Now the diversity warriors have taken Cambridge, too
There is a unique sense of sanctuary in being around other biological women
When I got to Cambridge, I was ready for some serious man-action. School had not come up trumps in this regard – bluntly put, nobody ever fancied me. (The upside was that I could focus on my A-levels.) Anyway, college was the key setting for the new kind of life I planned on taking up – lots of partying, posh frock opportunities and the benefits of mixed housing. It didn’t disappoint.
How I used to pity the girls over in Newnham and New Hall (anow called Murray Edwards). They seemed so desperate to get out. They were often the rowdiest, and had the most active drinking societies (single-sex college clubs that would organise formal dinner “swaps” with opposite sex societies at different colleges).

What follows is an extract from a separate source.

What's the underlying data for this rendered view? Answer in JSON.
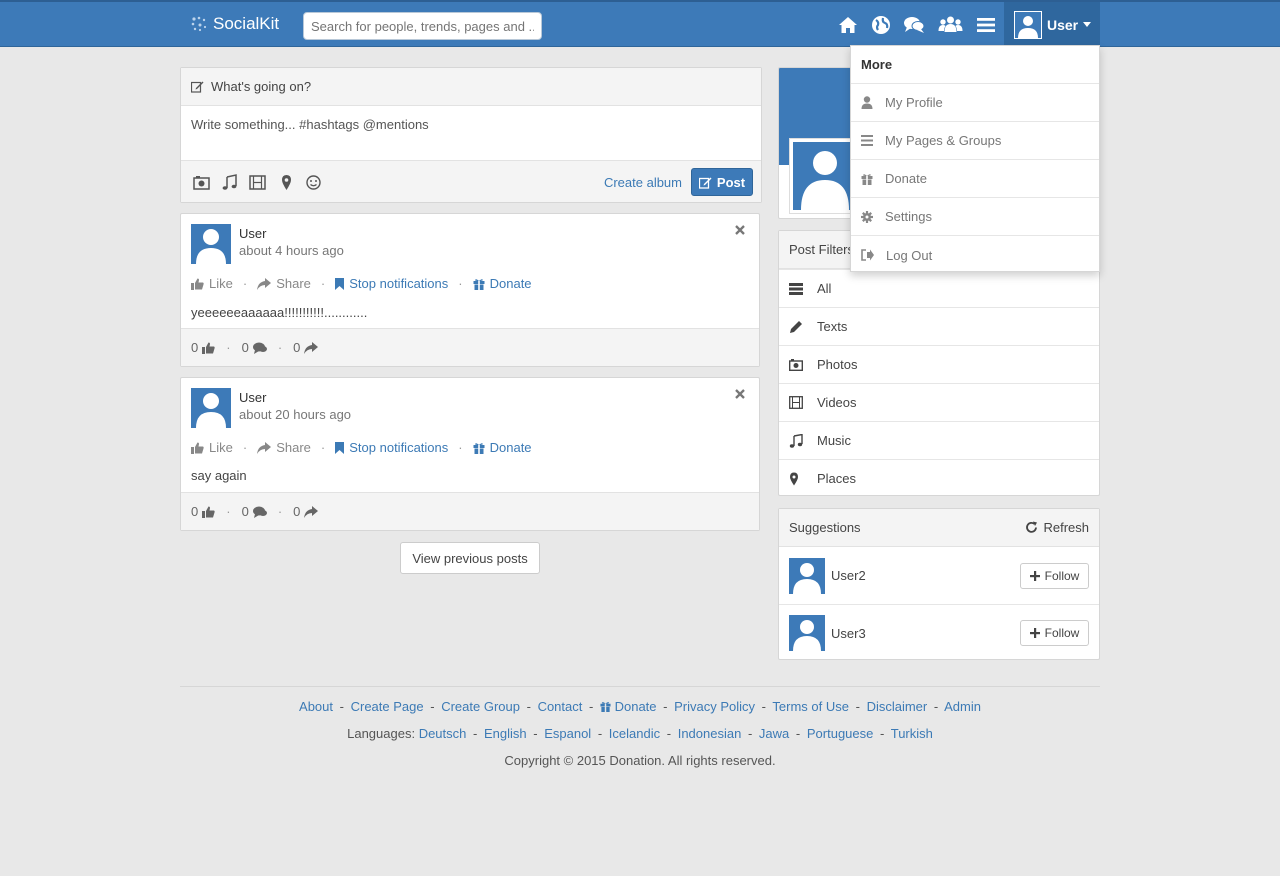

But since university, I’ve come to appreciate all-women settings, from gym changing rooms to certain social and professional environments. There is a unique sense of sanctuary in being around other women – and by that I mean biological women. It can be curiously relaxing.

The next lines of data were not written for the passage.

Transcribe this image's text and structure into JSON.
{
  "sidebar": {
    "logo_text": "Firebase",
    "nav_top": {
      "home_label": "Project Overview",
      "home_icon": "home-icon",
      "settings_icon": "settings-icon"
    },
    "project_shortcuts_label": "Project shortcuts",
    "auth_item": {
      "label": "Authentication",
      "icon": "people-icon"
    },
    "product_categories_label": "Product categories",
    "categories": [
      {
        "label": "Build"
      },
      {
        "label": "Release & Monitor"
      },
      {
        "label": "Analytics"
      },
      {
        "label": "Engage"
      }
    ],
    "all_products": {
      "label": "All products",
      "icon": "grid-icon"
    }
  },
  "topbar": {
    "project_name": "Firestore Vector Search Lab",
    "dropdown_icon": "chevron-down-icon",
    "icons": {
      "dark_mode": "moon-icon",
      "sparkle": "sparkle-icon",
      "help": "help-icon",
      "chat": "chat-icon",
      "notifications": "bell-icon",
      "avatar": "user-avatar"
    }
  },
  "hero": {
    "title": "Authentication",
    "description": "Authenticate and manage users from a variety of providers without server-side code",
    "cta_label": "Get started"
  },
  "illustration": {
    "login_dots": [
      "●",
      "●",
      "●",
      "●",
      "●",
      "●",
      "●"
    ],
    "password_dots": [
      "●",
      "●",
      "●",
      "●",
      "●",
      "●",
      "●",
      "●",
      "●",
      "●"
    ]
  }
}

So I was rather sorry to learn that the all-women Murray Edwards College at Cambridge has bent to pressure from diversity warriors to admit anyone who identifies as female. The tiny part of the world that remains closed to biological men is unique and special. It may be off-trend, but I agree with Germaine Greer that men who identify as women are not automatically women. After all, womanhood is a deeply biological designation, a fact that we’ve had to pay for bitterly over the millennia.
I have no problem at all with men who identify as women or vice versa. But I’m not sure that a woman’s college based only on “identification” as a woman can retain that sanctuarylike feeling.